As Rails has changed, so has The Rails Way. In fact, one criticism you could make of this book is that it’s not actually “the Rails way”; after all, it teaches you HAML instead of ERb! I think that this criticism misses the mark. After all, it’s not 2005 anymore. To see what I mean, go read the two forewords from the previous edition. They appear right after this one ... I’ll wait.

Done? David’s foreword was quite accurate for both Rails 2 and The Rails Way. At that time, Rails was very much “not as a blank slate equally tolerant of every kind of expression.” Rails was built for what I call the “Omakase Stack”: you have no choice, you get exactly what Chef David wants to serve you.1

1. Omakase is a Japanese term used at sushi restaurants to leave the selection to the chef.
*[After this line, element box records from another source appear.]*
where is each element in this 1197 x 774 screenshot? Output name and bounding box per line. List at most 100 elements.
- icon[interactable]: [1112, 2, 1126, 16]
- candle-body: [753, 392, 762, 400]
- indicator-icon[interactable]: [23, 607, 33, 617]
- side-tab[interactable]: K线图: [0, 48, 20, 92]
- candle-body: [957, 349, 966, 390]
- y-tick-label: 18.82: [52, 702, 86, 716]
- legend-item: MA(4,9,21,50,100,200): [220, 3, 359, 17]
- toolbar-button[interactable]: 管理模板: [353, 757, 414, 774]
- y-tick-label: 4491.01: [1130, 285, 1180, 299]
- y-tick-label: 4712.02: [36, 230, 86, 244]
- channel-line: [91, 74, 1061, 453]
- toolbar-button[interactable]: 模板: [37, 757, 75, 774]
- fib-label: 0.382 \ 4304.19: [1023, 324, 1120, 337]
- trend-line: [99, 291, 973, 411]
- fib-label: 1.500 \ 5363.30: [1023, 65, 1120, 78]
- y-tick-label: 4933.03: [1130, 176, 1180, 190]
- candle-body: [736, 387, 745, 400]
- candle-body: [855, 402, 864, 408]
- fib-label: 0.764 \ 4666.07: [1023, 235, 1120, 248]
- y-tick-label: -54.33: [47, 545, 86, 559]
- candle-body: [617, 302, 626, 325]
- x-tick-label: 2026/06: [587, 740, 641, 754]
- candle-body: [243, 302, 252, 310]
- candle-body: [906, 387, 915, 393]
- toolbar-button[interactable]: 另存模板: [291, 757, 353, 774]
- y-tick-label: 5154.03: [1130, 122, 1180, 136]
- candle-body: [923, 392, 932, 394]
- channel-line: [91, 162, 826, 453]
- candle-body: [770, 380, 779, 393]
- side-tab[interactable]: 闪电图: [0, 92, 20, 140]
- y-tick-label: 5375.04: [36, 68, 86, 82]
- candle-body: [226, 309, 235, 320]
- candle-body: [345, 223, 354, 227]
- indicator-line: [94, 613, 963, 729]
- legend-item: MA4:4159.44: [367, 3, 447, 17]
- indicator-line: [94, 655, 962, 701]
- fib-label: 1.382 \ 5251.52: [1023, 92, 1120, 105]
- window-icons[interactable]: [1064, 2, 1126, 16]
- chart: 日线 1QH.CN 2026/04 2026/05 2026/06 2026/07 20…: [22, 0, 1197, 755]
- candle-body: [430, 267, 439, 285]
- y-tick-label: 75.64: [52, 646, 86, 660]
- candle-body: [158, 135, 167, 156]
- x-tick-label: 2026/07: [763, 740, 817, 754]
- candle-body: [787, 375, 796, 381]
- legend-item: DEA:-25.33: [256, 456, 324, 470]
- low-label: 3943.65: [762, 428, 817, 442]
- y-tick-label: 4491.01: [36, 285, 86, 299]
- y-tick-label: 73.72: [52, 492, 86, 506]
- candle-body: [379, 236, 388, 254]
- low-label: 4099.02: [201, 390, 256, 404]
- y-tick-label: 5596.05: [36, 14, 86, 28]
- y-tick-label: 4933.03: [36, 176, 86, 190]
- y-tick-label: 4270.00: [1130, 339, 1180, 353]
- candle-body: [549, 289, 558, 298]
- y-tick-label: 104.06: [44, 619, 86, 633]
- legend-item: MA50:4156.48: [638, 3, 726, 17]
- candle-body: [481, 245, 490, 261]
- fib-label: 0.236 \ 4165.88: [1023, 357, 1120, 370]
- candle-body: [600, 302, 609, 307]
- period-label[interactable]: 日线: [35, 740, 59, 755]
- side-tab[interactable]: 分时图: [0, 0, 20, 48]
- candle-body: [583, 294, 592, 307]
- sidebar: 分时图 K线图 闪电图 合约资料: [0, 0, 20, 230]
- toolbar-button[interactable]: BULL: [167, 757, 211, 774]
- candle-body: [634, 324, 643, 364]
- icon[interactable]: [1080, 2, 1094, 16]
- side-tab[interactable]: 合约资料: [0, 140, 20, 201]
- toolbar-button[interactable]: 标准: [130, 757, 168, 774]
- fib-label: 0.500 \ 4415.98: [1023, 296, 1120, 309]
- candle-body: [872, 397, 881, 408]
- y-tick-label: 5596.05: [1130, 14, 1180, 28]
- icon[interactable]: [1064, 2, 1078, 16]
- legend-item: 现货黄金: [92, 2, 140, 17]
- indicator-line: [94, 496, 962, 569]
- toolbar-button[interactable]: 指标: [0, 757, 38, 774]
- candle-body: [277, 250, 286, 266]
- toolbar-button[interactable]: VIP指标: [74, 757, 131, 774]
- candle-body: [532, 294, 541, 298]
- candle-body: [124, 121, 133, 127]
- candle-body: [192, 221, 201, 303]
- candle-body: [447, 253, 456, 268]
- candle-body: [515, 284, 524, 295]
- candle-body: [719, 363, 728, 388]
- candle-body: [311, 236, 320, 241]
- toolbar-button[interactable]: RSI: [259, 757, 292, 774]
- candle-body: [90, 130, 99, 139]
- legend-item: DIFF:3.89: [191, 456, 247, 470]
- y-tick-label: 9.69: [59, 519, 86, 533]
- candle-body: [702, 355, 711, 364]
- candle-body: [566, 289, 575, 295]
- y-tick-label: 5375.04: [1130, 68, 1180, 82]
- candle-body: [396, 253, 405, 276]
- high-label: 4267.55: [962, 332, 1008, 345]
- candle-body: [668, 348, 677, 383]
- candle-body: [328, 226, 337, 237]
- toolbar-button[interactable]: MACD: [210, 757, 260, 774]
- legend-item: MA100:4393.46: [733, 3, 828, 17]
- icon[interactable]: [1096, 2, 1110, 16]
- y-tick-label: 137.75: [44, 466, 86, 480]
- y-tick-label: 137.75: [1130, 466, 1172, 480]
To learn more about the Omakase stack, read http://words.steveklabnik.com/rails-has-two-default-stacks

Yehuda’s foreword was also quite accurate—but for Rails 3 and The Rails3 Way. “We brought this philosophy to every area of Rails 3: flexibility without compromise.” With Rails 3, you get the Omakase stack by default, but you are free to swap out components: if you don’t like sushi, you can substitute some sashimi.

There was a lot of wailing and gnashing of teeth during the development of Rails 3. Jeremy Ashkenas called it “by far the worst misfortune to ever happen to Rails.” Rails 3 was an investment in the future of Rails, and investments can take a while to pay off. At the release of Rails 3, it seemed like we had waited more than a year for no new features. Rails was a little better but mostly the same. The real benefit was where it couldn’t be seen: in the refactoring work. Rails 1 was “red-green.” Rails 2 was “red-green.” Rails 3 was “refactor.” It took a little while for gem authors to take advantage of this flexibility, but eventually, they did.

And that brings us to Rails 4 and The Rails4 Way. This book still explains quite a bit about how Rails works at a low level but also gives you an alternate vision from the Omakase Stack, based on the experience and talent of Hashrocket. In many ways, The Rails4 Way, Agile Web Development with Rails, and Rails 4 in Action are all “the Rails way.” Contemporary Rails developers get the best of both worlds: They can take advantage of the rapid development of convention over configuration, but if they choose to follow a different convention, they can. And we have many sets of conventions to choose from. It’s no longer “David’s way or the highway,” though David’s way is obviously the default, as it should be.

It has been an amazing few years for Rails, and it has been a pleasure to take a part in its development. I hope that this book will give you the same level of insight and clarity into Rails as it did for me, years ago, while also sparking your imagination for what Rails will undoubtedly become in the future.